问题描述
当 rss_hf 中配置了 ETH_RSS_FRAG_IPV4 与 ETH_RSS_NONFRAG_IPV4_TCP 参数后,一些连接的分片报文会被 hash 到其它队列中,问题的关键是这些分片的报文没有 L4 port number。
当不配置 ETH_RSS_NONFRAG_IPV4_TCP 时,ETH_RSS_FRAG_IPV4 哈希函数不会应用到非分片报文上,这些报文将会被投递到队列 0。
异常 hash 配置
配置内容如下:
#define RSS_X710_KEY_SIZE 52
static unsigned char tr_rss_key_x710[] = {
0x6d, 0x5a, 0x6d, 0x5a, 0x6d, 0x5a, 0x6d, 0x5a,
0x6d, 0x5a, 0x6d, 0x5a, 0x6d, 0x5a, 0x6d, 0x5a,
0x6d, 0x5a, 0x6d, 0x5a, 0x6d, 0x5a, 0x6d, 0x5a,
0x6d, 0x5a, 0x6d, 0x5a, 0x6d, 0x5a, 0x6d, 0x5a,
0x6d, 0x5a, 0x6d, 0x5a, 0x6d, 0x5a, 0x6d, 0x5a,
0x6d, 0x5a, 0x6d, 0x5a, 0x6d, 0x5a, 0x6d, 0x5a,
0x6d, 0x5a, 0x6d, 0x5a,
};
port_conf->rxmode.mq_mode = ETH_MQ_RX_RSS;
port_conf->rx_adv_conf.rss_conf.rss_key = tr_rss_key_x710;
port_conf->rx_adv_conf.rss_conf.rss_hf = ETH_RSS_PROTO_MASK;
port_conf->rx_adv_conf.rss_conf.rss_key_len = RSS_X710_KEY_SIZE;
}
设置上面的 rss_key,且 rss_hf 配置 ETH_RSS_PROTO_MASK,能 hash 到多队列,不分片报文正常,tcp 分片报文存在问题。
流量配比
tcp 非分片流,源 ip 与目的 ip 100:100 分布。
测试验证过程
下面的测试过程中,首先打 100:100 的 tcp 非分片流,能够 hash 到多队列后修改为有分片的 tcp 流,进一步验证。

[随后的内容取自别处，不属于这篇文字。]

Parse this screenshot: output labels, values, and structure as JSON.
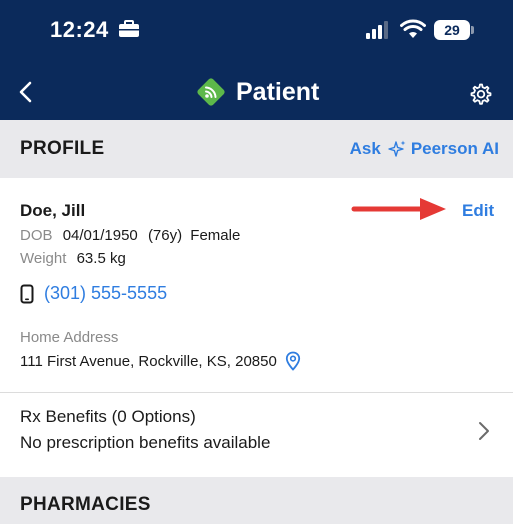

1.使用网卡默认的 rss_key,且修改 rss_hf 为 ETH_RSS_IPV4 | ETH_RSS_IPV6
测试结果:不能 hash 到多队列。
2.使用默认的 rss_key 并配置网卡 hash_filter,代码来自 google
补丁代码如下:
struct rte_eth_conf new_port_conf = {
.rxmode = {
.mq_mode = ETH_MQ_RX_RSS,
},
.rx_adv_conf = {
.rss_conf = {
.rss_hf = ETH_RSS_IP |
ETH_RSS_TCP |
ETH_RSS_UDP |
ETH_RSS_SCTP,
}
},
};
#define UINT32_BIT (CHAR_BIT * sizeof(uint32_t))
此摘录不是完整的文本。